How the world’s most popular search engine shapes knowledge
WHILE DOJ lawyers are busily arguing that the search engine behemoth Google suppresses economic competition, few scholars or pundits have paused to consider that Google is reshaping knowledge itself.
Marshall McLuhan’s adage “the medium is the message,” which first appeared in print six decades ago, persuaded us that the physical characteristics of different media – whether TV or books or libraries – each distinctly shape the knowledge they transmit.
McLuhan argued that books — laborious to research, write and edit and expensive to publish, distribute and store — elevated knowledge that was conscientious, contemplative and aspiring to permanence. Pretending to be “the last word” on its particular topic, each book pretended to build on everything that had gone before in its particularly domain, cultivating an aura of authority and objectivity. In contrast, TV, because it was ephemeral and comprised of flashy images and soundbites, fostered cultural subjectivity, superficiality and flashiness. (You can read my arguments that different media types have profoundly shaped the trajectory of medicine here.)
In recent decades, commentators have made the obvious move of using McLuhan’s paradigm to argue that the Internet itself is yet another reality-shaping medium, and a negative one at that. For example, Nicholas Carr wrote an entire book in 2010 arguing that the Internet is making him dumber, “tinkering with my brain, remapping the neural circuitry, reprogramming the memory.” His metaphors get wilder — “Once I was a scuba diver in the sea of words. Now I zip along the surface like a guy on a Jet Ski.”
Carr cites arguments by Maryanne Wolf, a developmental psychologist at Tufts, that the Internet is altering how we read and how we know. According to Carr, “Wolf worries that the style of reading promoted by the Net, a style that puts ‘efficiency’ and ‘immediacy’ above all else, may be weakening our capacity for the kind of deep reading that emerged when an earlier technology, the printing press, made long and complex works of prose commonplace. When we read online, she says, we tend to become ‘mere decoders of information.’ Our ability to interpret text, to make the rich mental connections that form when we read deeply and without distraction, remains largely disengaged.”
BUT few pundits or professors have argued that Google itself is sufficiently large and uniquely configured that it should itself be understood as a distinct medium, one that shapes the knowledge it captures and transmits.
Google is big, bigger than most of us can imagine. Not only does Google serve more than 92% of Internet searches, it’s the world’s most frequently used website. Every day, Google sends visitors to well over 100 million different websites. It’s even graduated to verb status — we “Google” for information.
Google isn’t just another site, it’s a mechanical vehicle that profoundly shapes the information that survives (by being read) and thrives (by being cited) in the 21st century. Google’s unique features and their effects on the shape of knowledge are distinct from those of the Internet.
The bottom line is that if a specific nugget of fact, argument or entertainment is not prominent when someone searches Google for that specific information, the nugget effectively does not exist. For example, the #1 result seen after a Google search gets four times more clicks than result #5. Links that aren’t on page 1 are rarely read.
Making matters worse, Google feeds positive and negative feedback loops. Content that is well placed on Google is read more often, which results in more links into the content from other sites and content, which in turn contributes to an even stronger position in search results.
There are an estimated 1000 factors that go into ranking well on Google and businesses that depend on Google searches for customer try to work many of those angles.
Factors include:
- Inbound links: the number of links to content were Google’s original algorithm for determining how prominently to display a piece of content. This worked well enough until a) old (well linked) content obliterated newer content with fewers links and b) ecommerce companies started paying people to link to their key content.

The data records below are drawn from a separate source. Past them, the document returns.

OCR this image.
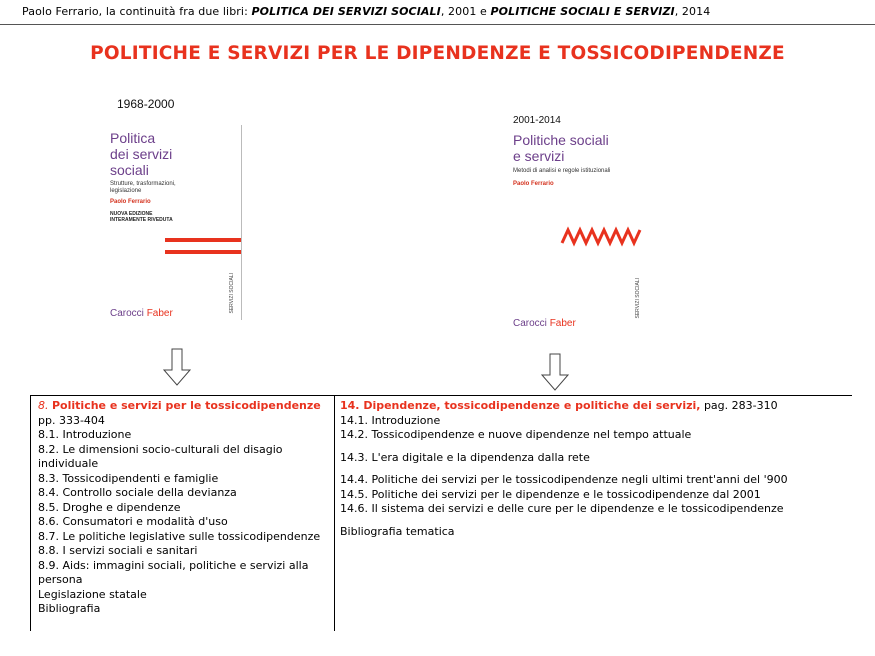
Paolo Ferrario, la continuità fra due libri: POLITICA DEI SERVIZI SOCIALI, 2001 e POLITICHE SOCIALI E SERVIZI, 2014
POLITICHE E SERVIZI PER LE DIPENDENZE E TOSSICODIPENDENZE
1968-2000
Politica
dei servizi
sociali
Strutture, trasformazioni,
legislazione
Paolo Ferrario
NUOVA EDIZIONE
INTERAMENTE RIVEDUTA
SERVIZI SOCIALI
Carocci Faber
2001-2014
Politiche sociali
e servizi
Metodi di analisi e regole istituzionali
Paolo Ferrario
SERVIZI SOCIALI
Carocci Faber
8. Politiche e servizi per le tossicodipendenze pp. 333-404
8.1. Introduzione
8.2. Le dimensioni socio-culturali del disagio individuale
8.3. Tossicodipendenti e famiglie
8.4. Controllo sociale della devianza
8.5. Droghe e dipendenze
8.6. Consumatori e modalità d'uso
8.7. Le politiche legislative sulle tossicodipendenze
8.8. I servizi sociali e sanitari
8.9. Aids: immagini sociali, politiche e servizi alla persona
Legislazione statale
Bibliografia
14. Dipendenze, tossicodipendenze e politiche dei servizi, pag. 283-310
14.1. Introduzione
14.2. Tossicodipendenze e nuove dipendenze nel tempo attuale
14.3. L'era digitale e la dipendenza dalla rete
14.4. Politiche dei servizi per le tossicodipendenze negli ultimi trent'anni del '900
14.5. Politiche dei servizi per le dipendenze e le tossicodipendenze dal 2001
14.6. Il sistema dei servizi e delle cure per le dipendenze e le tossicodipendenze
Bibliografia tematica
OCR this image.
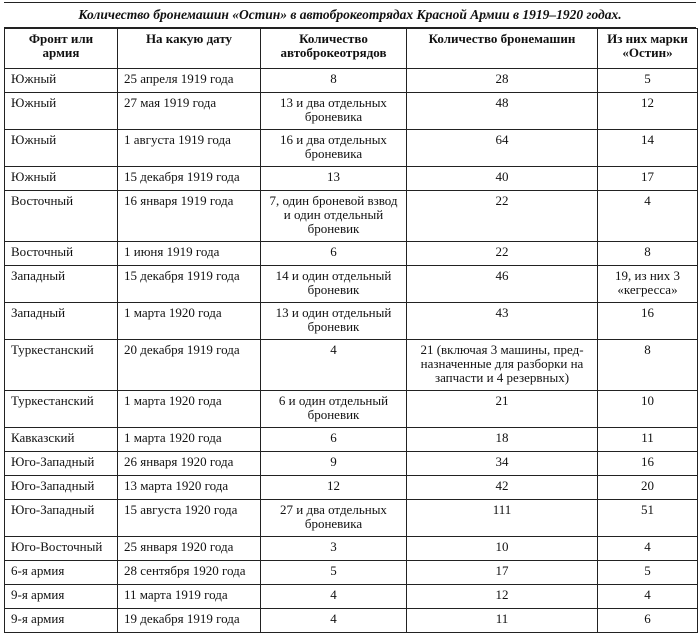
Количество бронемашин «Остин» в автоброкеотрядах Красной Армии в 1919–1920 годах.
Фронт или армия	На какую дату	Количество автоброкеотрядов	Количество бронемашин	Из них марки «Остин»
Южный	25 апреля 1919 года	8	28	5
Южный	27 мая 1919 года	13 и два отдельных броневика	48	12
Южный	1 августа 1919 года	16 и два отдельных броневика	64	14
Южный	15 декабря 1919 года	13	40	17
Восточный	16 января 1919 года	7, один броневой взвод и один отдельный броневик	22	4
Восточный	1 июня 1919 года	6	22	8
Западный	15 декабря 1919 года	14 и один отдельный броневик	46	19, из них 3 «кегресса»
Западный	1 марта 1920 года	13 и один отдельный броневик	43	16
Туркестанский	20 декабря 1919 года	4	21 (включая 3 машины, пред-назначенные для разборки на запчасти и 4 резервных)	8
Туркестанский	1 марта 1920 года	6 и один отдельный броневик	21	10
Кавказский	1 марта 1920 года	6	18	11
Юго-Западный	26 января 1920 года	9	34	16
Юго-Западный	13 марта 1920 года	12	42	20
Юго-Западный	15 августа 1920 года	27 и два отдельных броневика	111	51
Юго-Восточный	25 января 1920 года	3	10	4
6-я армия	28 сентября 1920 года	5	17	5
9-я армия	11 марта 1919 года	4	12	4
9-я армия	19 декабря 1919 года	4	11	6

- Headlines that are both direct (answering a searchers question) and intriguing (inspiring a click)
- Content descriptions that confirm the searcher will be rewarded for clicking the link
- Content length
Trying to get your content high in Google search — Search Engine Optimization (SEO) — is no longer the province of geeks and webmasters. Authors and editors who aspire to disseminate ideas have to care about SEO arcana — what’s the right number of letters in a meta description tag? What keywords should the author focus on using (and how many times) in an article?
Those concerns become just as much of a job responsibility as writing a headline or a nut graf. The author or editor should ask: What’s a 1-3 phrase that captures the subject of this article? How do we summarize this message in 160 characters or less for our intended target audience? What are the most likely phrases someone would use in searching for my article? Once the right phrase(s) have been identified, what other content is there on the site that we can link to / from relating to this key phrase? What are other sites that might want to link to my article?
Some WordPress plug-ins promise to automate this process, but only the author or editor can grasp the organic goals of the content.
Is this too much work for authors or editors? Unfortunately, we’re in an age in which “speaking in Google’s grammar” is just as important as using correct English or French grammar. If you don’t play the game, your work is ignored.